Sally Edelstein Responds
The browning of America is making white nationalists turn pale as a ghost with fright. For others, Trump’s draconian measures regarding immigration and the “illegal invaders” are making us see Red with rage.
I want to scream.
Hearing the plaintive crying of these children makes me want to scream.
Hearing the lies perpetrated by Trump and his heartless enablers on an hourly basis makes me want to howl.
Feeling helpless at the sight of youngsters languishing in cages makes me want to cry out.
What are we doing to these immigrant children cruelly taken from their parents who are seeking asylum?
Would we do this to fair-faced, blonde tots, and their parents?
The screaming will die down in time but the impact of this unspeakable trauma will be long-lasting.
If someone thinks the tender 2 year old will be too young to remember this trauma they are mistaken.
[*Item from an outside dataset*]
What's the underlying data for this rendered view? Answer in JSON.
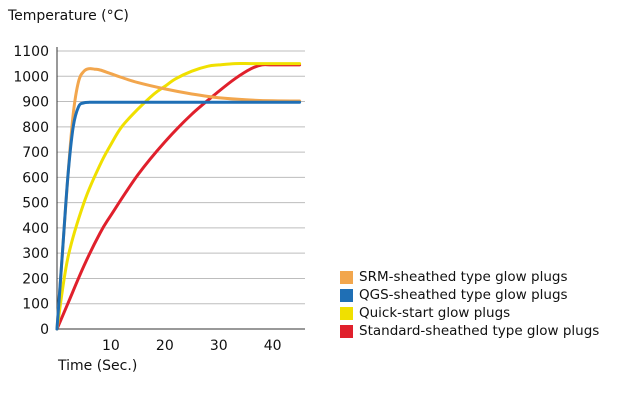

The 3 year old terrified, cries for his papi will never forget
The 6 year old with night terrors and no one to comfort and hold her will never forget
The 8 year old feeling forsaken, desolate and confused will never forget
The panic-stricken 7 year old looking for his mother will never forget
These children will never forget
And neither shall we.
We must never forget we are Americans and have zero tolerance for this policy.
Now is the time for all of us to scream.
Now is the time for all of us to see Red.
Sally Edelstein, South Huntington, NY
Sally Edelstein is an award-winning collage artist and writer whose work has focused on examining social fiction, deconstructing the cultural clutter of mid-century America through the lens of feminism and social justice. Her blog Envisioning the American Dream is a series of social commentaries that serves up mid-century culture with a twist of today as assumptions are shaken and stirred. Nationally exhibited, Edelstein’s colorful, densely rich collages are a smorgasbord of pop culture stereotypes from mid-century America that were offered by an often fragmented media consumed with clichés and fictions. Her collages are composed of hundreds of appropriated images from sources as varied as vintage advertising, schoolbooks, illustrations, and each piece is painstakingly done by hand. Her upcoming book Defrosting the Cold War: Fallout From My Nuclear Family is a memoir of how she learned to navigate the tangled, doublespeak, duck and cover, cold war culture of her mid-century suburban childhood. Layering memory, nostalgia, humor, and history, her work is a cultural snapshot of a time and place but like a posed Kodacolor print, it is not as it appears.